Memstore and blockcache are then the largest allocators of heap memory. If we 
move them off heap, they can soak up most of the available RAM, leaving 
remaining heap demand relatively small - this is the idea.

Edit: Phrasing


was (Author: apurtell):
bq. Memstore and BlockCache are commonly cited as the offending components, but 
I've not seen anyone present conclusive profiling results making this clear

It's abundantly clear once using heaps larger than ~8 GB that collection pauses 
under safepoint blow out latency SLAs at the high percentiles. I've observed 
this directly under mixed read+write load. (Read-only loads work ok with G1 
even with very large heaps, e.g. 192 GB.) Why would we need heaps larger than 
this? To take direct advantage of large server RAM. Memstore and blockcache are 
then the largest allocators of heap memory. If we move them off heap, they can 
soak up most of the available RAM, leaving remaining heap demand relatively 
small - this is the idea.

 Move large arena storage off heap
 -

 Key: HBASE-10191
 URL: https://issues.apache.org/jira/browse/HBASE-10191
 Project: HBase
  Issue Type: Umbrella
Reporter: Andrew Purtell

 Umbrella issue for moving large arena storage off heap.
 Even with the improved G1 GC in Java 7, Java processes that want to address 
 large regions of memory while also providing low high-percentile latencies 
 continue to be challenged. Fundamentally, a Java server process that has high 
 data throughput and also tight latency SLAs will be stymied by the fact that 
 the JVM does not provide a fully concurrent collector. There is simply not 
 enough throughput to copy data during GC under safepoint (all application 
 threads suspended) within available time bounds.

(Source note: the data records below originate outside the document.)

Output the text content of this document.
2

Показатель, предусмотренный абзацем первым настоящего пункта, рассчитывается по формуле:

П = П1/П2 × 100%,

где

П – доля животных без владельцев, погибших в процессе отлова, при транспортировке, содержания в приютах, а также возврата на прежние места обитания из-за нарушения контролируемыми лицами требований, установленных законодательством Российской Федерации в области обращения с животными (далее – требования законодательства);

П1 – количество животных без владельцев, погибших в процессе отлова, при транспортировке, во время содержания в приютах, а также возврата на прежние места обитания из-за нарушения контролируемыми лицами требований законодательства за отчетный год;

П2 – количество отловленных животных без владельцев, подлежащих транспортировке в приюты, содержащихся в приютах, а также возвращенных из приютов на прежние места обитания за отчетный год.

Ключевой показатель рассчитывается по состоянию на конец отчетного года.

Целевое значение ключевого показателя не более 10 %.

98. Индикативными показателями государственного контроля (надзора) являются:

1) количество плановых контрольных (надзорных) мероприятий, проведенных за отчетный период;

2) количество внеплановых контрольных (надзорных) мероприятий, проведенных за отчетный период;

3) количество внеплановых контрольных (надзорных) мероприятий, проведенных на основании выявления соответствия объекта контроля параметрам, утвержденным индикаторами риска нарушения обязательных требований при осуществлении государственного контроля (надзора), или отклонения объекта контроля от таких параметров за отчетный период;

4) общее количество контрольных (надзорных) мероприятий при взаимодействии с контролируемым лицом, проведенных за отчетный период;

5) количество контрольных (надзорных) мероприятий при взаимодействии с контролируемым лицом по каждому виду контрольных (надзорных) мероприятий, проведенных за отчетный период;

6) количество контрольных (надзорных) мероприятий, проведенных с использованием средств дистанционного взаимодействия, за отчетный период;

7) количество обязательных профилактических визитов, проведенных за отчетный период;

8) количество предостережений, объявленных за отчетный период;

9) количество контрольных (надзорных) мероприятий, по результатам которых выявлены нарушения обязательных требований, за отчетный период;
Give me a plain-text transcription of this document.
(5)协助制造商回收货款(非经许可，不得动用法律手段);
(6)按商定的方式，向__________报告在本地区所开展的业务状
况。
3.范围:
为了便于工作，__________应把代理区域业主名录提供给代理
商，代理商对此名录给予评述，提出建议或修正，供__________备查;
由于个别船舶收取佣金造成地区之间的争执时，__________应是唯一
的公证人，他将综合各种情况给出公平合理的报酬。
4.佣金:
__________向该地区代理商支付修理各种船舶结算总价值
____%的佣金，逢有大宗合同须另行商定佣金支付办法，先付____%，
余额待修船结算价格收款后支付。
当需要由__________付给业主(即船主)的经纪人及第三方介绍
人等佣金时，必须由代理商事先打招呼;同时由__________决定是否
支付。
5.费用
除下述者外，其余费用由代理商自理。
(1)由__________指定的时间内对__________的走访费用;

This is increasingly an 
 issue for HBase users operating under dual pressures: 1. tight response SLAs, 
 2. the increasing amount of RAM available in commodity server 
 configurations, because GC load is roughly proportional to heap size.
 We can address this using parallel strategies. We should talk with the Java 
 platform developer community about the possibility of a fully concurrent 
 collector appearing in OpenJDK somehow. Set aside the question of if this is 
 too little too late, if one becomes available the benefit will be immediate 
 though subject to qualification for production, and transparent in terms of 
 code changes. However in the meantime we need an answer for Java versions 
 already in production. This requires we move the large arena allocations off 
 heap, those being the blockcache and memstore. On other JIRAs recently there 
 has been related discussion about combining the blockcache and memstore 
 (HBASE-9399) and on flushing memstore into blockcache (HBASE-5311), which is 
 related work. We should build off heap allocation for memstore and 
 blockcache, perhaps a unified pool for both, and plumb through zero copy 
 direct access to these allocations (via direct buffers) through the read and 
 write I/O paths. This may require the construction of classes that provide 
 object views over data contained within direct buffers. This is something 
 else we could talk with the Java platform developer community about - it 
 could be possible to provide language level object views over off heap 
 memory, on heap objects could hold references to objects backed by off heap 
 memory but not vice versa, maybe facilitated by new intrinsics in Unsafe. 
 Again we need an answer for today also. We should investigate what existing 
 libraries may be available in this regard. Key will be avoiding 
 marshalling/unmarshalling costs. At most we should be copying primitives out 
 of the direct buffers to register or stack locations until finally copying 
 data to construct protobuf Messages. A related issue there is HBASE-9794, 
 which proposes scatter-gather access to KeyValues when constructing RPC 
 messages. We should see how far we can get with that and also zero copy 
 construction of protobuf Messages backed by direct buffer allocations. Some 
 amount of native code may be required.